Eddie Brock is a hard hitting reporter with a video-based series where he gets to the facts about stuff, so a video montage tells us. He and his lawyer girlfriend (Michelle Williams, tragically underwritten) are happy in love, we know because they say so a bunch. Until Eddie snoops on her confidential lawyer emails to get a scoop Carlton Drake (Riz Ahmed, nailing it). Drake, a rich and powerful tech mogul, is rumored to be using homeless people as human guinea pigs. Anne’s emails confirm the rumor, and Eddie uses this information to gotcha-journalism Drake, which results in him getting fired and blacklisted. Anne gets fired too, and she dumps him. Understandably. Bad movies such as this are often marked by “smart” characters doing idiotic things. It doesn’t make sense that established, intelligent journalist would do something so dumb, would torpedo the trust of their closest friend and make an unverified accusation against an absurdly powerful person. But I don’t know. Established, intelligent professionals seem to do fucked up, self destructive, poorly thought out things all the time. Tom Hardy’s impulsivity and arrogant sense of invincibility makes it work. (Hardy’s performance does a lot of the heavy lifting throughout). Eddie pays the price, and the film refreshingly doesn’t paint him as a misunderstood victim. The film is extremely close to making a statement about entitlement and the abuse of status. However like a lot of Venom’s good ideas, there isn’t exactly follow-through. This would be arc ends with the first act.

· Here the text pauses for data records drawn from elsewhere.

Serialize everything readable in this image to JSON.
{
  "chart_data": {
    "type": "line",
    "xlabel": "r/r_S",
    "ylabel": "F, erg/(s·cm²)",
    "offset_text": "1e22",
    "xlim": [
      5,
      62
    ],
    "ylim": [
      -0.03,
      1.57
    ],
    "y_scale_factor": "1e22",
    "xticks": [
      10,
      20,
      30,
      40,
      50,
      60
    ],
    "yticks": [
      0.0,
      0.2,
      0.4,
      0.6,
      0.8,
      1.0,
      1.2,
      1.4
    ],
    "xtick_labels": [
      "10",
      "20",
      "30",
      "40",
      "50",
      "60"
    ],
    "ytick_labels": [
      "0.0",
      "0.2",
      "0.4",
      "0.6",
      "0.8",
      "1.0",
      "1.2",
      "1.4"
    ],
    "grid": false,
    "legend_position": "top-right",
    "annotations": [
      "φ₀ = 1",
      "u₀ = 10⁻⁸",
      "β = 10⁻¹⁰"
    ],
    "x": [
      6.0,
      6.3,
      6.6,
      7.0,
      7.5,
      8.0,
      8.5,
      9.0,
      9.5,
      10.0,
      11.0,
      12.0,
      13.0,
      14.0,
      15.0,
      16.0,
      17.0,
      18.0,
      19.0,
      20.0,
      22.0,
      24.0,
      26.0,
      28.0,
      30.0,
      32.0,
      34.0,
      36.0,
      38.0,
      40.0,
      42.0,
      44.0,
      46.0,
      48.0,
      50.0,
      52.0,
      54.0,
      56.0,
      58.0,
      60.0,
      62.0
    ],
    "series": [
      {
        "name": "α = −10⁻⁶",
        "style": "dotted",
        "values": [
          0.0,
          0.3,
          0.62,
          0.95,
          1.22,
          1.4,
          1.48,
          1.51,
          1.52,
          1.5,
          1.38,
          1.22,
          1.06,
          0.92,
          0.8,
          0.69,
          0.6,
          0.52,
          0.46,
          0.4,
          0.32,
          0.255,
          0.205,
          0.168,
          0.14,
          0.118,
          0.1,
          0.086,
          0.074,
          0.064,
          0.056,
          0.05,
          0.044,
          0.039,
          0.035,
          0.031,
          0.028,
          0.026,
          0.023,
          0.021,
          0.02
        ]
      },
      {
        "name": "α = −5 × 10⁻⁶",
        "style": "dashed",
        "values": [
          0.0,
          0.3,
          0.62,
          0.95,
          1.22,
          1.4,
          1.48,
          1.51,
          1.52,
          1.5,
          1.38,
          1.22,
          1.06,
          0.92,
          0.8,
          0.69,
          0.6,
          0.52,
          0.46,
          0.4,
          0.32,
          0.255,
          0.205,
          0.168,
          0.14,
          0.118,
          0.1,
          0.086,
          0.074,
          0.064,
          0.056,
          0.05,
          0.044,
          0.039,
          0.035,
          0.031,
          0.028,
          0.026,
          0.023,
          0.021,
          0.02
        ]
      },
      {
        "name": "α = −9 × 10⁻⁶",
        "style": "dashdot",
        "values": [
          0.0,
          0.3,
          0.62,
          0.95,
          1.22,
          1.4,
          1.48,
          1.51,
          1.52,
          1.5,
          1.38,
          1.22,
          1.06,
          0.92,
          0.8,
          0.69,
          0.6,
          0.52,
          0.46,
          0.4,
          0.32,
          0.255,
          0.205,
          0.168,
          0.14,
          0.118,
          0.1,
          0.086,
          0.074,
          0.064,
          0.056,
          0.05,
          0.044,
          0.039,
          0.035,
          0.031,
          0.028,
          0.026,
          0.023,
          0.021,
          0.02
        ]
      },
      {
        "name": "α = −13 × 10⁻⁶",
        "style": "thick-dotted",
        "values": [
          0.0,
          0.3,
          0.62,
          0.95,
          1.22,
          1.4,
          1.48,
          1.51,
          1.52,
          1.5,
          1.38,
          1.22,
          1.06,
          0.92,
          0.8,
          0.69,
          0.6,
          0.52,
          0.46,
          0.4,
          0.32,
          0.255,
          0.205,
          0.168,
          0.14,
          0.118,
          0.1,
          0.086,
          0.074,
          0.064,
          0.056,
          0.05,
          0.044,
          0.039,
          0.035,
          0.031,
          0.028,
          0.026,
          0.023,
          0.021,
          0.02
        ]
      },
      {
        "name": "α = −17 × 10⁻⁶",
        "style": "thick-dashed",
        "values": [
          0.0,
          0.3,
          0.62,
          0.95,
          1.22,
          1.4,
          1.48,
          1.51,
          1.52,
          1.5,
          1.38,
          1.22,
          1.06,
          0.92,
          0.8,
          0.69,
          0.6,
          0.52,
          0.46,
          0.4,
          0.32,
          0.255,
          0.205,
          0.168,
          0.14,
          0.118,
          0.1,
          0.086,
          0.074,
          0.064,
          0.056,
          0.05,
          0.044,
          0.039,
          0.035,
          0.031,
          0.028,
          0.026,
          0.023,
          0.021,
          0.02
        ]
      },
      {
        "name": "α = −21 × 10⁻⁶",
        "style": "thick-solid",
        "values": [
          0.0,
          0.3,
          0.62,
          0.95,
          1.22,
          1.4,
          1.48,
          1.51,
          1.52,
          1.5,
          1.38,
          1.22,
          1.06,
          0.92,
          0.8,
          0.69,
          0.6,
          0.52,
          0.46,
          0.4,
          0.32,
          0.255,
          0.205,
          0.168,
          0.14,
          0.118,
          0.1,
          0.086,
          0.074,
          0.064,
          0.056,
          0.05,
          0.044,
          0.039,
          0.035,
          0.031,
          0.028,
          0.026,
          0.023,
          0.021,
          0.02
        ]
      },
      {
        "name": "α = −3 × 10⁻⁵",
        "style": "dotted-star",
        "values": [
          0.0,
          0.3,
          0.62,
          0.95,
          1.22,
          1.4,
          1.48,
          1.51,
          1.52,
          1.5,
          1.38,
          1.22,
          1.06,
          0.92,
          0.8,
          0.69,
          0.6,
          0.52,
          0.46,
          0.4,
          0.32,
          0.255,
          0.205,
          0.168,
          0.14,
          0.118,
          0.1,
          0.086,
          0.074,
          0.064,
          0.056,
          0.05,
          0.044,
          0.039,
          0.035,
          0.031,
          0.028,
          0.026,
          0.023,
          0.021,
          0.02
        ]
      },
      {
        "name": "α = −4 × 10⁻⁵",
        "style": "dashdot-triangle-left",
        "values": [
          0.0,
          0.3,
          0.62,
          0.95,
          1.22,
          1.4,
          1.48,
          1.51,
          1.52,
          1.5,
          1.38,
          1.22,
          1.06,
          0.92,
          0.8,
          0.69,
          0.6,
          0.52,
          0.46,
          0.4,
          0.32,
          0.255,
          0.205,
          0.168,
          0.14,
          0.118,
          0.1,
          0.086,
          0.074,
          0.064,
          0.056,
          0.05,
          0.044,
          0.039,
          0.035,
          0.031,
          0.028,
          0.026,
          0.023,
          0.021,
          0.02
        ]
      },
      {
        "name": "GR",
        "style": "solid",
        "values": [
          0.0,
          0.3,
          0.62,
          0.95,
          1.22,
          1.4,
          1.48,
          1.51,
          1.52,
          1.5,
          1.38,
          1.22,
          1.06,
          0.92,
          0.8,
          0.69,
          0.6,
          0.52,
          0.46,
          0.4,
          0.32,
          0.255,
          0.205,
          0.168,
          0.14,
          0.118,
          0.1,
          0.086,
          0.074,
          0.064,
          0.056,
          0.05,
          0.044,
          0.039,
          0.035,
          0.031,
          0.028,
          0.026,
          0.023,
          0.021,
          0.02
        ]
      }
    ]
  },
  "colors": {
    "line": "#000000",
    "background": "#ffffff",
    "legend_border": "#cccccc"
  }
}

Despite the poor ethic’s of Eddie’s scoop, it turns out to be completely true. One of Drake’s scientist underlings invites Eddie on a tour of the secret lab where they’ve been bonding alien goo to unwitting humans. The goo bonds with Eddie, imbuing him with superpowers, and they escape the facility.

There were hints of B-movie nuttiness in the first act, especially in Drake’s delicious mad scientist scenes. Those influences finally pick up in the second act when the alien goo, a “symbiote,” takes over Eddie’s body. Tom Hardy plays “losing his shit” brilliantly as he becomes a reluctant cannibal, constantly resisting the alien’s hunger for living flesh. The ever moving CGI slime is gorgeously animated, slithering around like an octopus covered in hot tar. When the CGI is bad, it’s charming, in a Mystery Science Theater kinda way. It reminds me of the primitive CGI in films I enjoyed as a child, like The Mummy Returns and Blade (GIFs below). In 2018 bad CGI is finally coming into its own, as the garbage we endured in the late-90s and early-00s has now crystallized into positive associations; i.e. nostalgia.

BladeCGI.gif

TheMummyReturnsCGI.gif

Venom’s problem is that it’s not fully aware that these shlock elements are its strengths. It’s desperate for the polish and gravitas of 2008’s The Dark Knight when it should have the texture and grime of 1987’s RoboCop. Venom mined the wrong decade and the wrong aesthetic for inspiration.

Its faults are loud, its tone muddled, its writing thin. But strong performances and an absurdity lift it above the aggressively boring horde of Disney-Marvel films we’re subjected to thrice a year. With the proper expectations in place, Venom is a perfectly enjoyable piece of shit. Here’s to hoping the inevitable sequel leans into what worked.

I give Venom 7.5 teeth out of 10 symbiote mouths. Or a B-.